Non pas en Suisse où les autorités judiciaires et une partie de l’opinion paraissent s’arranger de la perspective d’une extradition vers les Etats-Unis. Pas même Outre-Atlantique où les médias, surtout populaires et télévisuels, approuvent sans réserve la reprise d’une chasse, si tardive, par la justice californienne, de Polanski le fugitif. Mais, curieusement, en France même où va être souvent chipoté au réalisateur du Pianiste, naturalisé depuis 1978, le soutien élémentaire, de principe, qu’un pays doit, jusqu’à plus ample informé, à l’un de ses ressortissants poursuivi à l’étranger ; où va se lever, brutalement, sur internet mais pas seulement, une campagne d’amalgames et de phantasmes, un battage moralisateur à courte vue, qui va voir des intellectuels, des hommes politiques et, étonnamment, même à gauche, rejoindre à la curée populaire.
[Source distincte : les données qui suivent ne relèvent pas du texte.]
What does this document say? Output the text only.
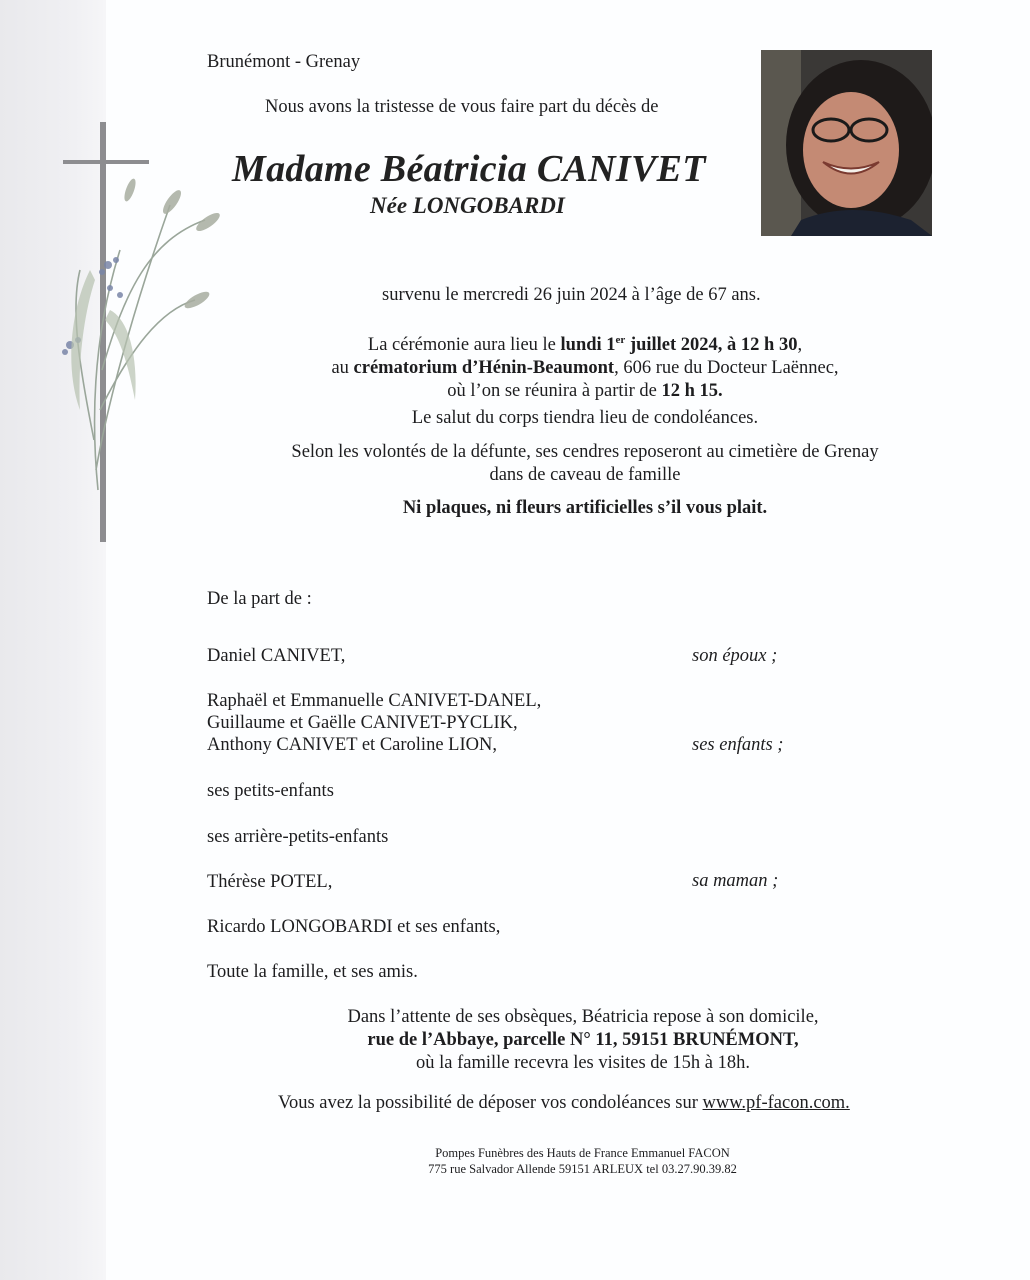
Brunémont - Grenay
Nous avons la tristesse de vous faire part du décès de
Madame Béatricia CANIVET
Née LONGOBARDI
survenu le mercredi 26 juin 2024 à l’âge de 67 ans.

La cérémonie aura lieu le lundi 1er juillet 2024, à 12 h 30,

au crématorium d’Hénin-Beaumont, 606 rue du Docteur Laënnec,

où l’on se réunira à partir de 12 h 15.

Le salut du corps tiendra lieu de condoléances.

Selon les volontés de la défunte, ses cendres reposeront au cimetière de Grenay

dans de caveau de famille

Ni plaques, ni fleurs artificielles s’il vous plait.
De la part de :
Daniel CANIVET,	son époux ;
Raphaël et Emmanuelle CANIVET-DANEL,
Guillaume et Gaëlle CANIVET-PYCLIK,
Anthony CANIVET et Caroline LION,	ses enfants ;
ses petits-enfants
ses arrière-petits-enfants
Thérèse POTEL,	sa maman ;
Ricardo LONGOBARDI et ses enfants,
Toute la famille, et ses amis.

Dans l’attente de ses obsèques, Béatricia repose à son domicile,

rue de l’Abbaye, parcelle N° 11, 59151 BRUNÉMONT,

où la famille recevra les visites de 15h à 18h.

Vous avez la possibilité de déposer vos condoléances sur www.pf-facon.com.
Pompes Funèbres des Hauts de France Emmanuel FACON
775 rue Salvador Allende 59151 ARLEUX tel 03.27.90.39.82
Mais prenons les choses dans l’ordre. Le samedi 26 septembre, Roman Polanski est appréhendé, à Zurich, alors que le Festival du film de la ville doit l’honorer pour l’ensemble de son œuvre. La justice helvétique a choisi d’obtempérer à la réactivation d’un mandat international, délivré… en 1978, par les autorités américaines, pour le détournement de mineure dont le cinéaste s’est rendu coupable, trente ans plus tôt, à Los Angeles, sur la personne d’une jeune fille de 13 ans. Pour cette faute, le réalisateur a déjà passé quarante deux jours en prison, fin 1977. Puis, redoutant la décision finale d’un juge sensible à sa propre médiatisation, et soucieux de sa réélection, craignant que soit finalement fait un exemple sur son dos, il a quitté les USA. Ses avocats n’ont, par la suite, jamais cessé de poursuivre sa défense à distance; dédommagée, la victime a retiré sa plainte et, à plusieurs reprises, exprimé clairement son souhait que soit mis fin à cette affaire d’un autre temps, même pour elle. Mais Roman Polanski n’a jamais remis les pieds aux Etats-Unis.
Et voilà qu’on nie le temps écoulé qui a, partout, pour une part, dans les démocraties, valeur d’atténuation, de prescription, voire de pardon ! Voilà que, dès les heures suivant l’arrestation zurichoise, un brutal courant d’opinion ramène toute l’affaire au présent de 2009, comme un fait divers servi chaud, confondant un dossier compliqué, forcément obscurci par les années, avec la chronique sécuritaire immédiate. Des artistes de cinéma, à commencer par les responsables du festival de Zurich, critiquent bien l’arrestation de Polanski. Les autorités françaises témoignent, certes, de leur inquiétude, interrogent les responsables suisses et américaines, disent leur solidarité avec l’auteur de Chinatown, même à l’Elysée, même à L’UMP. Mais c’est le monstre caricatural, dealer d’idées simplistes, qui se montre, comme d’habitude, le plus prompt à s’indigner, et c’est face à lui que Bernard-Henri Lévy décide, dans la nuit du 26 au 27 septembre, de lancer une pétition dont les premiers signataires seront Milan Kundera, Salman Rushdie, Isabelle Adjani, Pascal Bruckner – puis, le 8 octobre 2009, de dresser comme barricade un premier Bloc-Notes du Point. « Abuser d’une fille de 13 ans est, évidemment, un crime grave », prend-il bien soin de préciser, pour prévenir tout malentendu. Il ajoute : « et être un artiste de génie n’a jamais constitué, pour quelque crime que ce soit, une circonstance atténuante ». Mais, « vu le vent de folie » en train « de souffler sur les esprits », il se contraint à une démonstration lente, pédagogique, en sous-parties numérotées, comme il s’y emploie lorsque les choses s’enveniment et qu’il croit utile de les sérier.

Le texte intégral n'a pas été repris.